2011-01-26【勉強会】TopCoderの問題を解いてみる SRM 186 Div2

SRM 186 Div2 Medium WordWrap 18:40  [http://www.topcoder.com/stat?c=problem_statement&pm=2413&rd=4750:title=SRM 186 Div2 Medium WordWrap] - shnyaの参戦記録 を含むブックマーク はてなブックマーク -  [http://www.topcoder.com/stat?c=problem_statement&pm=2413&rd=4750:title=SRM 186 Div2 Medium WordWrap] - shnyaの参戦記録

問題概要

エディタなどでは適当なカラムで自動的にテキストを折り返す機能があります。

これを「justify」といういうのですが、入力として現在エディタに入力されているテキスト(1行ごとにベクトルとなっている)と折り返してほしいサイズが与えられますので、「justify」を実装してください。


入力例と出力例

0)	
    	
{"now is the time for all good men",
 "to come to the aid of their country"}
20
Returns: 
{ "now is the time for",
 "all good men to come",
 "to the aid of their",
 "country" }

1)	
    	
{"now",
 "is the time for",
 "all",
 "good",
 "men",
 "to",
 "come to the aid",
 "of",
 "their",
 "country"}
20
Returns: 
{ "now is the time for",
 "all good men to come",
 "to the aid of their",
 "country" }
Each line is made as long as possible without exceeding the column width.
2)	
    	
{"four score and seven years ago", 
 "our fathers brought forth",
 "upon this continent",
 "a new nation",
 "conceived in liberty", 
 "and dedicated to the proposition", 
 "that all men are created",
 "equal"}
50
Returns: 
{ "four score and seven years ago our fathers brought",
 "forth upon this continent a new nation conceived",
 "in liberty and dedicated to the proposition that",
 "all men are created equal" }
3)	
    	
{"th e ow l an d th e pu ss yc at",
 "we nt to se a",
 "on a be au ti fu l pe a gr ee n bo at"}
4
Returns: 
{ "th e",
 "ow l",
 "an d",
 "th e",
 "pu",
 "ss",
 "yc",
 "at",
 "we",
 "nt",
 "to",
 "se a",
 "on a",
 "be",
 "au",
 "ti",
 "fu l",
 "pe a",
 "gr",
 "ee n",
 "bo",
 "at" }

解き方

とりあえず入力となるベクトルを扱いやすいように連結する。

その後は、各単語ごとに処理、をしているんだけど境界条件のチェックとかでいろいろ間違えて時間を食ってしまった。
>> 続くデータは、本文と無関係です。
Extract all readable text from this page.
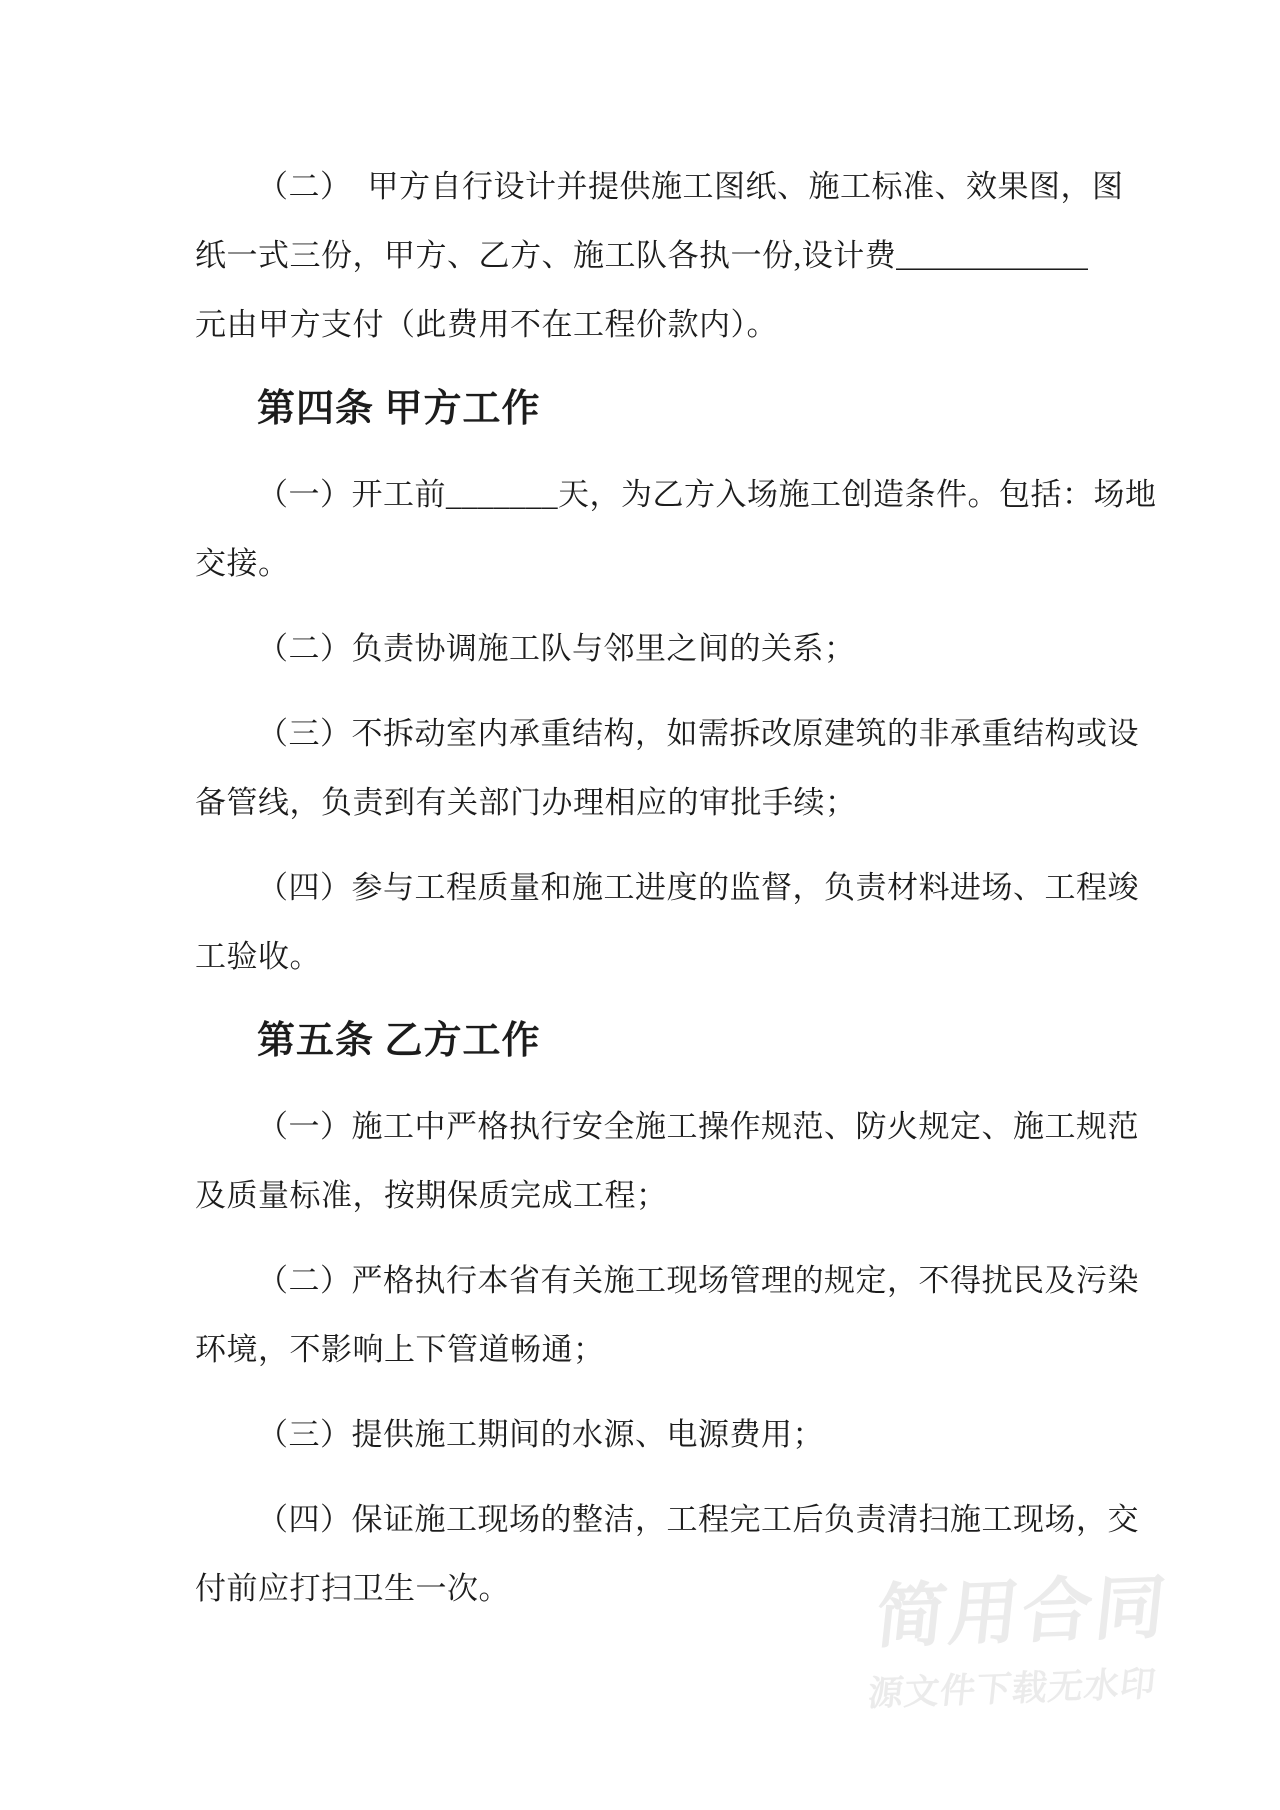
（二）　甲方自行设计并提供施工图纸、施工标准、效果图，图
纸一式三份，甲方、乙方、施工队各执一份,设计费____________
元由甲方支付（此费用不在工程价款内）。

第四条 甲方工作

（一）开工前_______天，为乙方入场施工创造条件。包括：场地
交接。

（二）负责协调施工队与邻里之间的关系；

（三）不拆动室内承重结构，如需拆改原建筑的非承重结构或设
备管线，负责到有关部门办理相应的审批手续；

（四）参与工程质量和施工进度的监督，负责材料进场、工程竣
工验收。

第五条 乙方工作

（一）施工中严格执行安全施工操作规范、防火规定、施工规范
及质量标准，按期保质完成工程；

（二）严格执行本省有关施工现场管理的规定，不得扰民及污染
环境，不影响上下管道畅通；

（三）提供施工期间的水源、电源费用；

（四）保证施工现场的整洁，工程完工后负责清扫施工现场，交
付前应打扫卫生一次。	简用合同
源文件下载无水印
あまりいいやり方じゃなかったかも。

 class WordWrap
 { 
 public: 
   vector <string> justify(vector <string> lines, int columnWidth) 
   { 
     string str;
     for(size_t i = 0; i < lines.size(); i++){
       str += lines[i];
       str += ' ';
     }
     string sub = str.substr(0, str.size() - 1);

     vector<string> result;
     while(1){
       size_t pos = 0;
       for(int i = 0; i <= columnWidth; i++){
         if(i >= sub.size()){
           pos = 100000;
           break;
         }
         if(sub[i] == ' '){
           pos = i;
         }
       }
       if(pos == 100000 || pos == 0) break;
       result.push_back(sub.substr(0, pos));
       sub = sub.substr(pos + 1);
     }
     result.push_back(sub);

     return result;
   } 
};